Des consultations publiques sont lancées au sujet des périodes d’ouverture de la chasse pour la saison 2020-2021. Dans presque tous les départements français, l’ouverture de la chasse est prévue dès le mois de juin. Il permet entre autres des périodes complémentaires pour le déterrage des blaireaux.

Pierre Rigaux a rassemblé les adresses où chacun peut donner son avis au préfet concerné.

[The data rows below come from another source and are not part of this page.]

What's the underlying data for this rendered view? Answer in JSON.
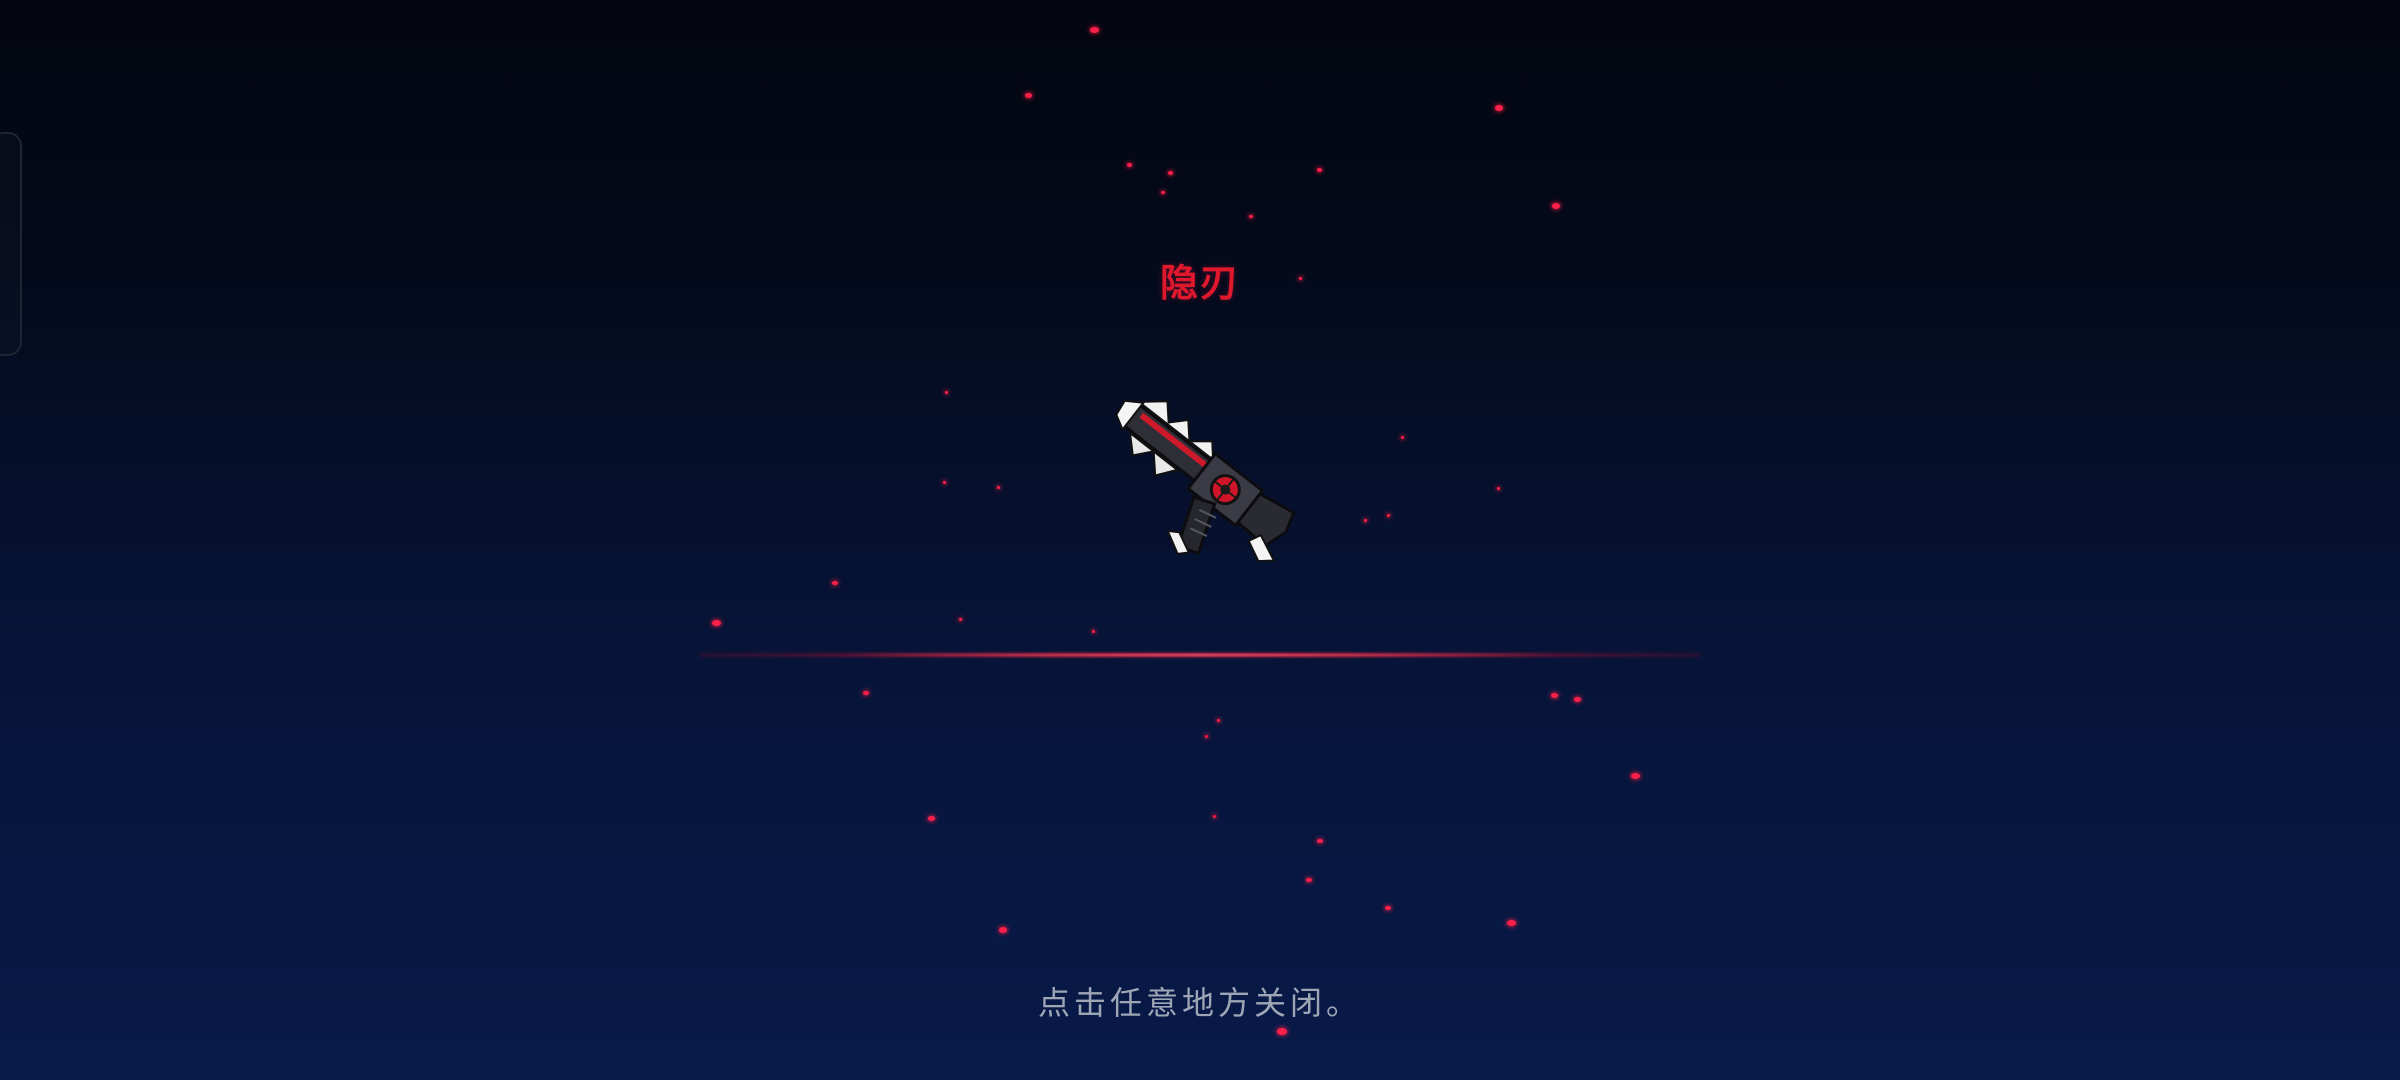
{
  "reward_popup": {
    "item_name": "隐刃",
    "close_hint": "点击任意地方关闭。"
  },
  "colors": {
    "item_name": "#e0182d",
    "glow_line": "#ff1e3c",
    "particles": "#ff1f4b",
    "hint_text": "#9ea6b5",
    "background_top": "#03060f",
    "background_bottom": "#081a4a"
  },
  "icons": {
    "weapon": "weapon-gun-icon"
  }
}
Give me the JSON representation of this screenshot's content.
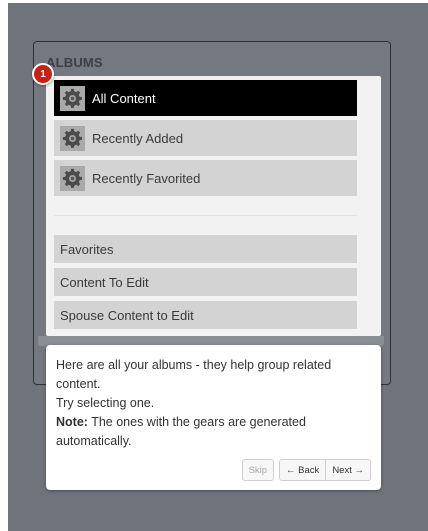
{
  "albums": {
    "title": "ALBUMS"
  },
  "menu": {
    "generated_items": [
      {
        "label": "All Content",
        "icon": "gear-icon",
        "active": true
      },
      {
        "label": "Recently Added",
        "icon": "gear-icon",
        "active": false
      },
      {
        "label": "Recently Favorited",
        "icon": "gear-icon",
        "active": false
      }
    ],
    "user_items": [
      {
        "label": "Favorites"
      },
      {
        "label": "Content To Edit"
      },
      {
        "label": "Spouse Content to Edit"
      }
    ]
  },
  "tour": {
    "step_number": "1",
    "line1": "Here are all your albums - they help group related content.",
    "line2": "Try selecting one.",
    "note_label": "Note:",
    "note_text": " The ones with the gears are generated automatically.",
    "skip_label": "Skip",
    "back_label": "← Back",
    "next_label": "Next →"
  },
  "colors": {
    "backdrop": "#6f747b",
    "active_item": "#000000",
    "item": "#d3d3d3",
    "badge": "#cc1e14"
  }
}
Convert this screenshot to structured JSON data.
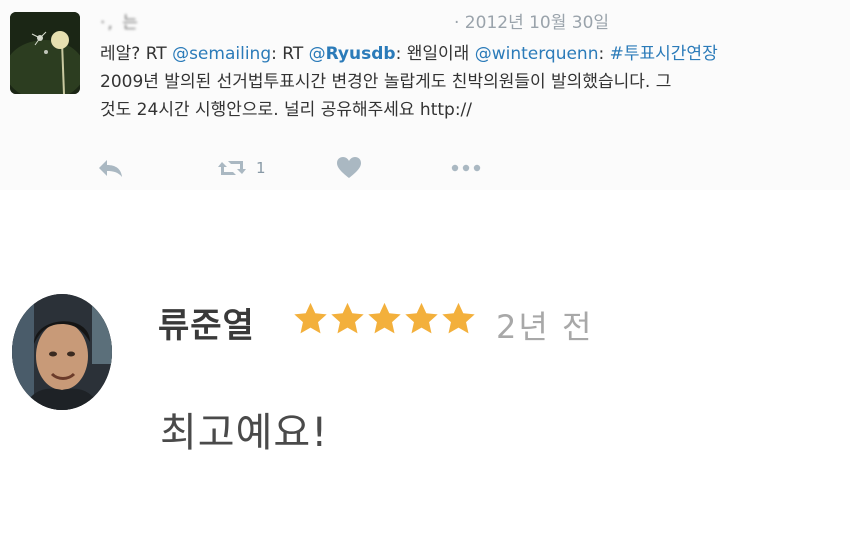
{
  "tweet": {
    "author_name": "·, 는",
    "time_label": "· 2012년 10월 30일",
    "text": {
      "prefix": "레알? RT ",
      "mention1": "@semailing",
      "sep1": ": RT ",
      "mention2_at": "@",
      "mention2_name": "Ryusdb",
      "sep2": ": 왠일이래 ",
      "mention3": "@winterquenn",
      "sep3": ": ",
      "hashtag": "#투표시간연장",
      "line2": "2009년 발의된 선거법투표시간 변경안 놀랍게도 친박의원들이 발의했습니다. 그",
      "line3": "것도 24시간 시행안으로. 널리 공유해주세요 http://"
    },
    "actions": {
      "reply_icon": "reply-arrow-icon",
      "retweet_icon": "retweet-icon",
      "retweet_count": "1",
      "like_icon": "heart-icon",
      "more_icon": "more-dots-icon"
    }
  },
  "review": {
    "author_name": "류준열",
    "rating": 5,
    "rating_max": 5,
    "time_label": "2년 전",
    "body": "최고예요!",
    "star_color": "#f3b03c"
  }
}
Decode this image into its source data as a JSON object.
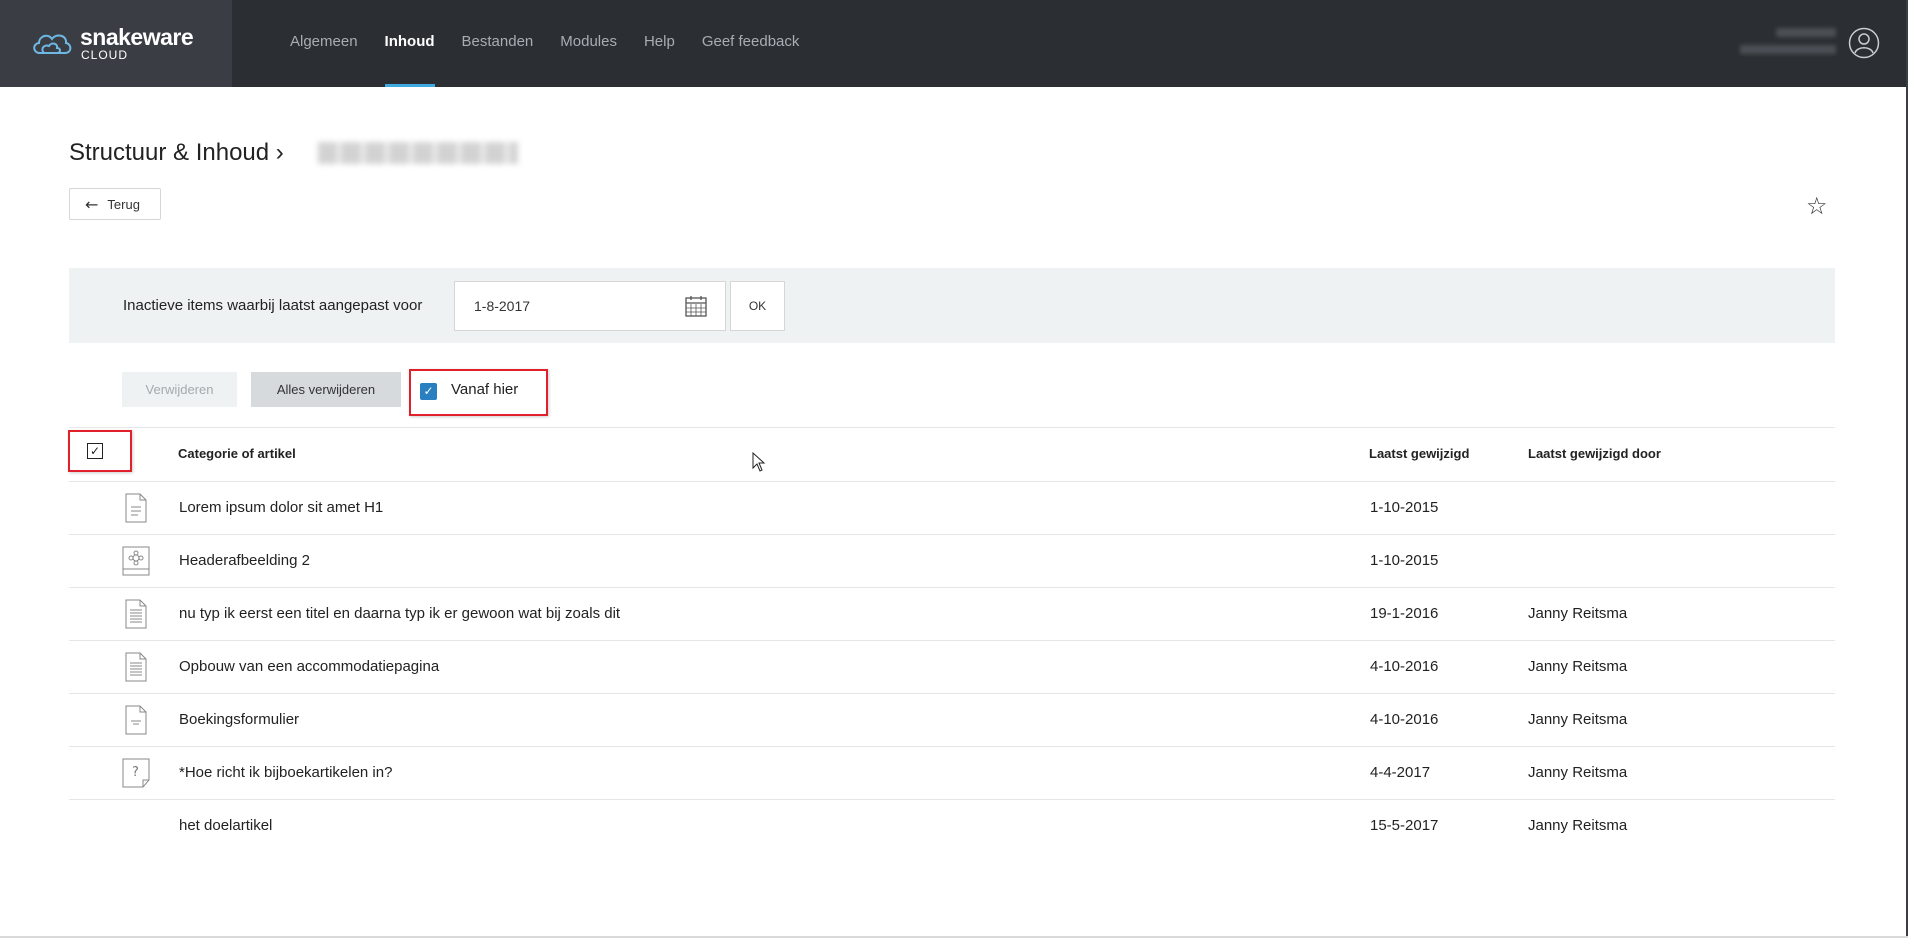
{
  "brand": {
    "name": "snakeware",
    "sub": "CLOUD"
  },
  "nav": [
    {
      "label": "Algemeen",
      "active": false
    },
    {
      "label": "Inhoud",
      "active": true
    },
    {
      "label": "Bestanden",
      "active": false
    },
    {
      "label": "Modules",
      "active": false
    },
    {
      "label": "Help",
      "active": false
    },
    {
      "label": "Geef feedback",
      "active": false
    }
  ],
  "page": {
    "title": "Structuur & Inhoud ›",
    "back_label": "Terug",
    "arrow": "←",
    "star": "☆"
  },
  "filter": {
    "label": "Inactieve items waarbij laatst aangepast voor",
    "date_value": "1-8-2017",
    "ok_label": "OK"
  },
  "actions": {
    "delete_label": "Verwijderen",
    "delete_all_label": "Alles verwijderen",
    "from_here_label": "Vanaf hier",
    "from_here_checked": true,
    "check_mark": "✓"
  },
  "table": {
    "headers": {
      "name": "Categorie of artikel",
      "modified": "Laatst gewijzigd",
      "modified_by": "Laatst gewijzigd door"
    },
    "select_all_checked": true,
    "rows": [
      {
        "icon": "document-icon",
        "name": "Lorem ipsum dolor sit amet H1",
        "modified": "1-10-2015",
        "modified_by": ""
      },
      {
        "icon": "image-icon",
        "name": "Headerafbeelding 2",
        "modified": "1-10-2015",
        "modified_by": ""
      },
      {
        "icon": "text-document-icon",
        "name": "nu typ ik eerst een titel en daarna typ ik er gewoon wat bij zoals dit",
        "modified": "19-1-2016",
        "modified_by": "Janny Reitsma"
      },
      {
        "icon": "text-document-icon",
        "name": "Opbouw van een accommodatiepagina",
        "modified": "4-10-2016",
        "modified_by": "Janny Reitsma"
      },
      {
        "icon": "form-icon",
        "name": "Boekingsformulier",
        "modified": "4-10-2016",
        "modified_by": "Janny Reitsma"
      },
      {
        "icon": "question-document-icon",
        "name": "*Hoe richt ik bijboekartikelen in?",
        "modified": "4-4-2017",
        "modified_by": "Janny Reitsma"
      },
      {
        "icon": "",
        "name": "het doelartikel",
        "modified": "15-5-2017",
        "modified_by": "Janny Reitsma"
      }
    ]
  },
  "colors": {
    "accent": "#3fa9e0",
    "highlight": "#e0202a",
    "checkbox": "#2a7fc1",
    "topbar": "#2b2e33"
  }
}
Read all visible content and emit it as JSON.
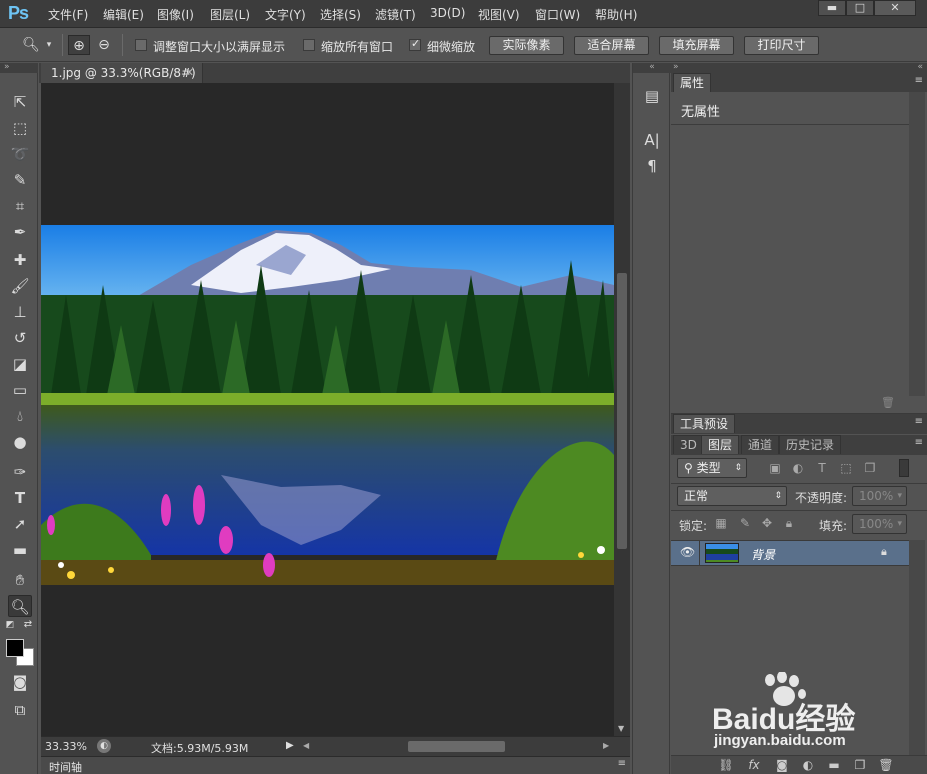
{
  "app": {
    "logo": "Ps"
  },
  "menu": [
    "文件(F)",
    "编辑(E)",
    "图像(I)",
    "图层(L)",
    "文字(Y)",
    "选择(S)",
    "滤镜(T)",
    "3D(D)",
    "视图(V)",
    "窗口(W)",
    "帮助(H)"
  ],
  "window_controls": {
    "minimize": "▬",
    "maximize": "□",
    "close": "✕"
  },
  "options": {
    "resize_windows": {
      "label": "调整窗口大小以满屏显示",
      "checked": false
    },
    "zoom_all_windows": {
      "label": "缩放所有窗口",
      "checked": false
    },
    "scrubby_zoom": {
      "label": "细微缩放",
      "checked": true
    },
    "buttons": [
      "实际像素",
      "适合屏幕",
      "填充屏幕",
      "打印尺寸"
    ]
  },
  "document": {
    "tab_title": "1.jpg @ 33.3%(RGB/8#)",
    "zoom": "33.33%",
    "doc_info": "文档:5.93M/5.93M"
  },
  "timeline": {
    "label": "时间轴"
  },
  "properties": {
    "tab": "属性",
    "empty_text": "无属性"
  },
  "tool_presets": {
    "tab": "工具预设"
  },
  "layers": {
    "tabs": [
      "3D",
      "图层",
      "通道",
      "历史记录"
    ],
    "filter_kind": "类型",
    "blend_mode": "正常",
    "opacity_label": "不透明度:",
    "opacity_value": "100%",
    "lock_label": "锁定:",
    "fill_label": "填充:",
    "fill_value": "100%",
    "layer_name": "背景"
  },
  "watermark": {
    "brand": "Baidu经验",
    "url": "jingyan.baidu.com"
  },
  "colors": {
    "foreground": "#000000",
    "background": "#ffffff",
    "selected_layer": "#5a708b",
    "canvas_bg": "#282828"
  }
}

Vous pouvez les voir ici

Modèle de lettre à diffuser et à utiliser, dans tous les départements, pour répondre aux consultations administratives à propos de la vénerie sous terre (à réécrire avec vos mots, sinon vos arguments ne seront pas utilisés).

Madame, Monsieur,
Je m’oppose fermement à ce projet d’arrêté préfectoral visant à élargir le calendrier de destruction d’une espèce, le blaireau, déjà victime partout en France d’une pression de chasse forte et cruelle.
Je vous rappelle que cette espèce est protégée au titre de la législation européenne, et que, même pour les espèces chassées et donc a fortiori pour les espèces protégées, le code de l’environnement interdit formellement la destruction des jeunes et des portées lors des actions de chasse.
Or le déterrage est une pratique qui tue et massacre (certains, avec une pudeur de violette, diraient “prélève”) indistinctement les adultes et les jeunes non encore émancipés d’une même famille de blaireaux.
C’est de plus une pratique de chasse DE LOISIR, moyenageuse et particulièrement cruelle, provoquant chez les animaux ainsi traqués jusqu’au fond de leur terrier et souvent à moitié dévorés vivants par les chiens, un stress et des douleurs insoutenables.
Votre administration se grandirait beaucoup à ne pas céder une nouvelle fois, comme elle le fait bien trop souvent, aux pressions des lobbies agricoles et cynégétiques, arc-boutés sur des croyances et des pratiques d’un autre temps qui sont un défi à la science et à l’esprit d’humanité.
Toutes les études menées par de vrais scientifiques, neutres et objectifs, c’est-à-dire sans lien de subordination avec le monde de la chasse, en France comme à l’étranger, montrent en effet que le blaireau, espèce discrète et peu nombreuse dans la faune française, ne provoque à l’agriculture que des dégâts infimes. Et que ceux-ci quand ils surviennent peuvent  être gérés autrement que par les pratiques barbares et sadiques bien connues des équipages de vènerie sous terre.
Élargir la vènerie du blaireau sous terre, c’est offrir à une infime minorité et pour son seul PLAISIR, la destruction d’une espèce sauvage et protégée qui constitue un BIEN COMMUN du patrimoine naturel  appartenant à TOUS les Français.
Pour finir et afin que vous soyez bien conscient du genre de massacre que vous allez autoriser si vous persistez à prendre cet arrêté, je me permets de vous joindre le lien suivant :
Ce film  vous montrera la vraie réalité de la vènerie sous-terre, sans autre commentaire que les propres mots et les vociférations de ceux qui la pratiquent. Il a été tourné par des naturalistes courageux infiltrés dans un équipage de vènerie sous terre du Nord de la France. Mais je ne pense pas que les équipages de vènerie de (citer votre département) soient très différents de celui-ci…
Veuillez agréer, Madame, Monsieur, l’expression de mes respectueuses salutations.